These questions are especially relevant for Earth, where human-produced greenhouse gases continue to build up in the atmosphere. Some point to Venus as a sign of our planet’s future if human behavior doesn’t change.
But the planet next door may not only reveal our future, it may also show our past. According to Smrekar, Venus is the only place in the solar system that may have continents and subduction, the first step in kicking off plate tectonics. Despite an apparently long list of missions that have toured the planet, however, our view of the surface remains tantalizingly scanty. If Venus does have continents, planetary scientists want to know when and how they formed, which could help researchers to better understand early Earth.
“Earth’s continents and system of plate tectonics have shaped the evolution of Earth’s climate and habitability,” Smrekar said. “But they came into existence billions of years ago; little data from that time remains.”

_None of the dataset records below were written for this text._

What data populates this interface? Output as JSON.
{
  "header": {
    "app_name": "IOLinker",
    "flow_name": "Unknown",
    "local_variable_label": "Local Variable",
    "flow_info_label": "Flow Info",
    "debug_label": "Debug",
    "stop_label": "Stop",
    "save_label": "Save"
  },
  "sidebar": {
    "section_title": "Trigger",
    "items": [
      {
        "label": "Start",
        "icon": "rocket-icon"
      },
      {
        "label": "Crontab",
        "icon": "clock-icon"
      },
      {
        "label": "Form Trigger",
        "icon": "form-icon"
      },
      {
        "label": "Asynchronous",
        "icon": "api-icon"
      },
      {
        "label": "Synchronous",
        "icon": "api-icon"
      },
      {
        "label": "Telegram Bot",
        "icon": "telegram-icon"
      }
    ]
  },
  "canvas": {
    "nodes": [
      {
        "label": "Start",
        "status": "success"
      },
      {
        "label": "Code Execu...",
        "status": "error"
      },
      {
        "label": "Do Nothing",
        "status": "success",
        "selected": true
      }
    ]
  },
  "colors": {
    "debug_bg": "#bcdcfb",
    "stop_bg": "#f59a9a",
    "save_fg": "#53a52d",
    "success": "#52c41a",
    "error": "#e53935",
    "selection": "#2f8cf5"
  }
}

It’s even possible that it was Venus, not Earth, where life first appeared in the solar system. According to Smrekar, our twin planet has many of the characteristics required for a habitable world — an internal geologic engine to drive volcanism, tectonics, surface weathering, and even a potential ocean in the past. “Even though its surface appears supremely inhospitable today, in the past it may have been the first habitable planet,” she said.
The exoplanet next door
As the number of known exoplanets climbs into the thousands, Venus may be the key to unlocking and understanding which of those worlds are habitable. Planets around other stars are viewed from an incredible distance, and it is unlikely that humans will step on any of them in the near future. But from a distance, a potentially habitable exo-Earth looks just like an exo-Venus.

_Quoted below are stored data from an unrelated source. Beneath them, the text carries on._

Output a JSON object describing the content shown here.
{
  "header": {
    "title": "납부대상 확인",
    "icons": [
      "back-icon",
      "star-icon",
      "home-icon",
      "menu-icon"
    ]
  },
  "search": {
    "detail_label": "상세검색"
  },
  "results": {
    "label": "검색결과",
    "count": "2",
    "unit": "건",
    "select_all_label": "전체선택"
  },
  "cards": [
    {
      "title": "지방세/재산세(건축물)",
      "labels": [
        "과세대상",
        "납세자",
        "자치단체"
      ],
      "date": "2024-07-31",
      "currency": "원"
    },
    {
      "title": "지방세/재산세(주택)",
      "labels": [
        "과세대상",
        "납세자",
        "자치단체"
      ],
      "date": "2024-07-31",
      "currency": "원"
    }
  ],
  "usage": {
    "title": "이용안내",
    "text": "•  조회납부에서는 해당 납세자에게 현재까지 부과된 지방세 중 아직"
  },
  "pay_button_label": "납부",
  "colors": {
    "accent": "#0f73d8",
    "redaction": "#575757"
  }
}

“If viewed as exoplanets, Venus and Earth are identical,” Smrekar said. “Yet they are entirely different today.”
In 2015, Kane established a “Venus zone,” the region around a star where a planet’s atmosphere could devolve into a greenhouse world. At the time, he said that he wanted to emphasize that size alone, one of the primary methods of characterizing a world as “Earth-like,” is not enough to indicate habitability.

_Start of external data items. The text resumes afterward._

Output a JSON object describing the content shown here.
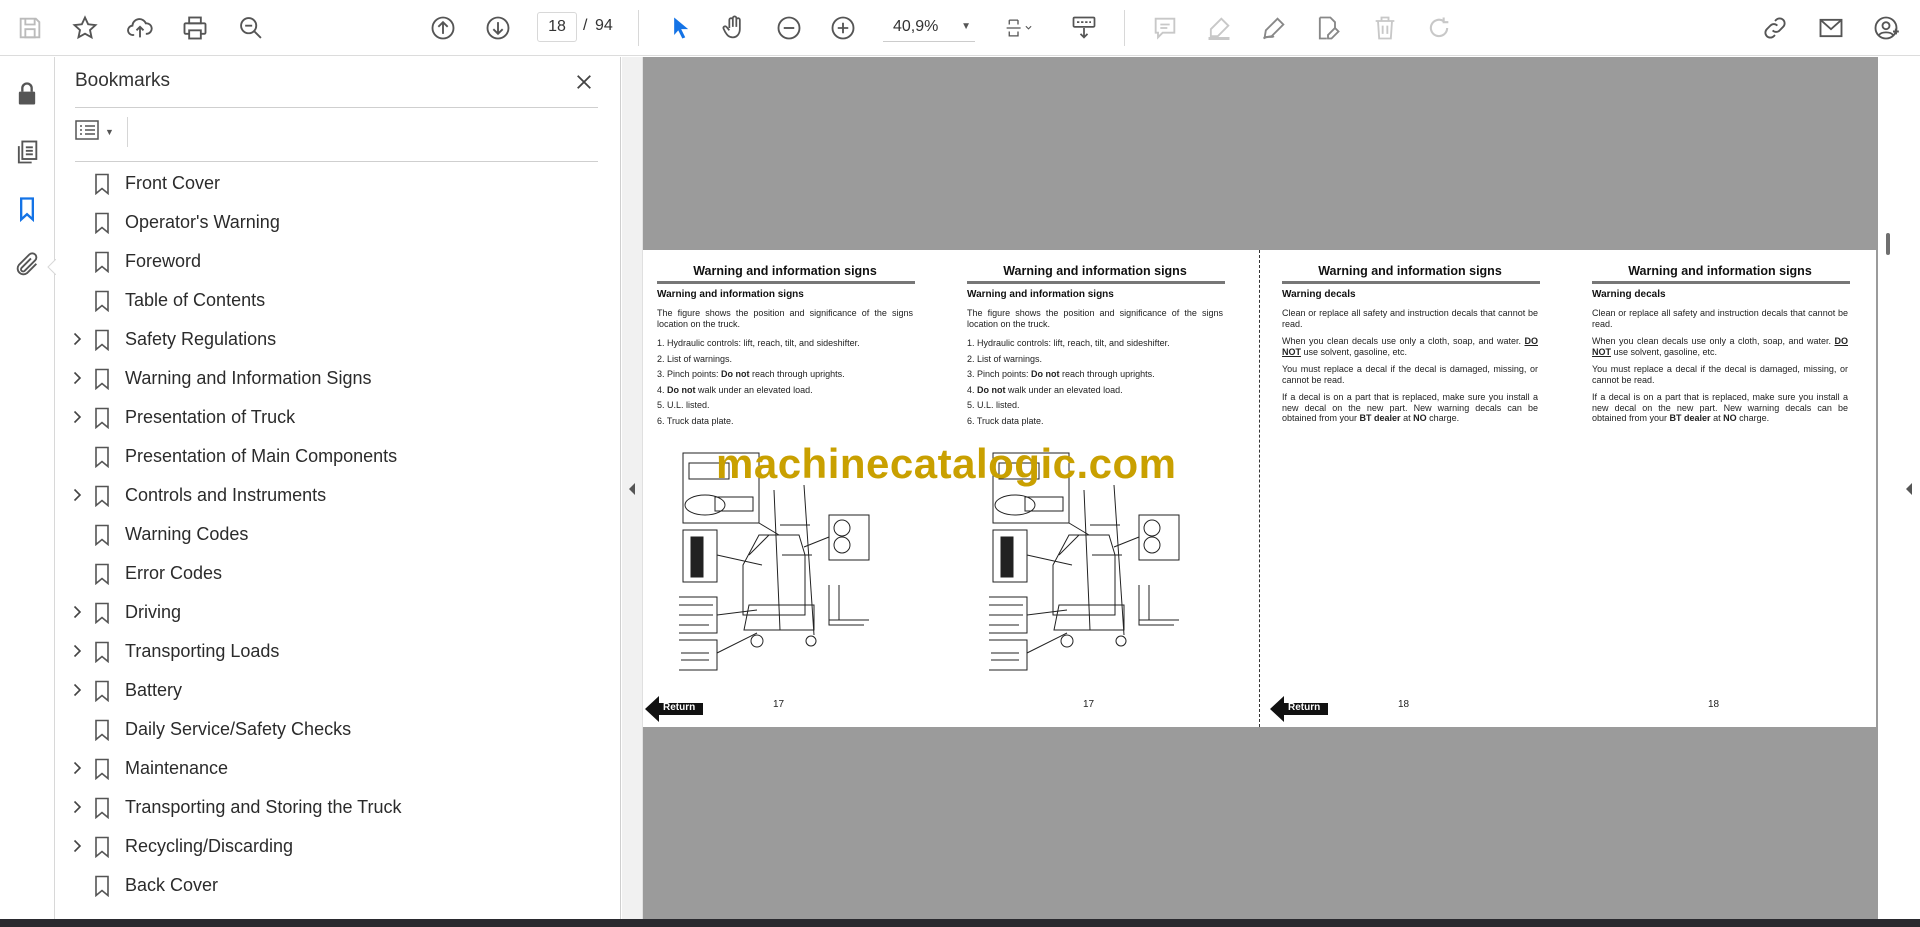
{
  "toolbar": {
    "page_current": "18",
    "page_separator": "/",
    "page_total": "94",
    "zoom": "40,9%",
    "icons": [
      "save-icon",
      "star-icon",
      "upload-icon",
      "print-icon",
      "search-zoom-icon",
      "prev-page-icon",
      "next-page-icon",
      "select-cursor-icon",
      "hand-icon",
      "zoom-out-icon",
      "zoom-in-icon",
      "page-fit-icon",
      "scroll-mode-icon",
      "comment-icon",
      "highlight-icon",
      "sign-icon",
      "edit-icon",
      "delete-icon",
      "redo-icon",
      "share-link-icon",
      "mail-icon",
      "account-icon"
    ]
  },
  "leftrail": {
    "icons": [
      "lock-icon",
      "pages-icon",
      "bookmark-icon",
      "attachment-icon"
    ]
  },
  "panel": {
    "title": "Bookmarks",
    "bookmarks": [
      {
        "label": "Front Cover",
        "expandable": false
      },
      {
        "label": "Operator's Warning",
        "expandable": false
      },
      {
        "label": "Foreword",
        "expandable": false
      },
      {
        "label": "Table of Contents",
        "expandable": false
      },
      {
        "label": "Safety Regulations",
        "expandable": true
      },
      {
        "label": "Warning and Information Signs",
        "expandable": true
      },
      {
        "label": "Presentation of Truck",
        "expandable": true
      },
      {
        "label": "Presentation of Main Components",
        "expandable": false
      },
      {
        "label": "Controls and Instruments",
        "expandable": true
      },
      {
        "label": "Warning Codes",
        "expandable": false
      },
      {
        "label": "Error Codes",
        "expandable": false
      },
      {
        "label": "Driving",
        "expandable": true
      },
      {
        "label": "Transporting Loads",
        "expandable": true
      },
      {
        "label": "Battery",
        "expandable": true
      },
      {
        "label": "Daily Service/Safety Checks",
        "expandable": false
      },
      {
        "label": "Maintenance",
        "expandable": true
      },
      {
        "label": "Transporting and Storing the Truck",
        "expandable": true
      },
      {
        "label": "Recycling/Discarding",
        "expandable": true
      },
      {
        "label": "Back Cover",
        "expandable": false
      }
    ]
  },
  "document": {
    "watermark": "machinecatalogic.com",
    "return_label": "Return",
    "pages": [
      {
        "title": "Warning and information signs",
        "subtitle": "Warning and information signs",
        "intro": "The figure shows the position and significance of the signs location on the truck.",
        "items": [
          "1. Hydraulic controls: lift, reach, tilt, and sideshifter.",
          "2. List of warnings.",
          "3. Pinch points: Do not reach through uprights.",
          "4. Do not walk under an elevated load.",
          "5. U.L. listed.",
          "6. Truck data plate."
        ],
        "page_number": "17"
      },
      {
        "title": "Warning and information signs",
        "subtitle": "Warning and information signs",
        "intro": "The figure shows the position and significance of the signs location on the truck.",
        "items": [
          "1. Hydraulic controls: lift, reach, tilt, and sideshifter.",
          "2. List of warnings.",
          "3. Pinch points: Do not reach through uprights.",
          "4. Do not walk under an elevated load.",
          "5. U.L. listed.",
          "6. Truck data plate."
        ],
        "page_number": "17"
      },
      {
        "title": "Warning and information signs",
        "subtitle": "Warning decals",
        "paragraphs": [
          "Clean or replace all safety and instruction decals that cannot be read.",
          "When you clean decals use only a cloth, soap, and water. DO NOT use solvent, gasoline, etc.",
          "You must replace a decal if the decal is damaged, missing, or cannot be read.",
          "If a decal is on a part that is replaced, make sure you install a new decal on the new part. New warning decals can be obtained from your BT dealer at NO charge."
        ],
        "page_number": "18"
      },
      {
        "title": "Warning and information signs",
        "subtitle": "Warning decals",
        "paragraphs": [
          "Clean or replace all safety and instruction decals that cannot be read.",
          "When you clean decals use only a cloth, soap, and water. DO NOT use solvent, gasoline, etc.",
          "You must replace a decal if the decal is damaged, missing, or cannot be read.",
          "If a decal is on a part that is replaced, make sure you install a new decal on the new part. New warning decals can be obtained from your BT dealer at NO charge."
        ],
        "page_number": "18"
      }
    ]
  }
}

Sorting out the hellish Venus-like worlds requires knowing what made Venus into the planet it is today. “The key to understanding planetary habitability and how it evolves with time resides in understanding the evolution of our sister planet,” Kane said.
That’s one reason scientists like Smrekar and Kane advocate for another mission to Venus. Further exploration could hunt for signs that water existed on the surface relatively recently, which could indicate the planet slowly lost its habitable state rather than suffering from a quick catastrophe.
“We absolutely must go back to Venus in order to answer the many outstanding questions, especially related to when Venus lost its liquid water,” Kane said.
Kane adds that Venus can help provide better insight into the evolution of life on other worlds than other non-Earth terrestrial planets in the solar system.
“The topic of habitability in the context of exoplanets will always focus on Earth and Venus-size planets, not Mars-size,” Kane said. “The quest for detecting life in the universe necessarily requires understanding the incredible Venus-Earth dichotomy.”
New results
After decades of being ignored, Venus may soon be taking center stage.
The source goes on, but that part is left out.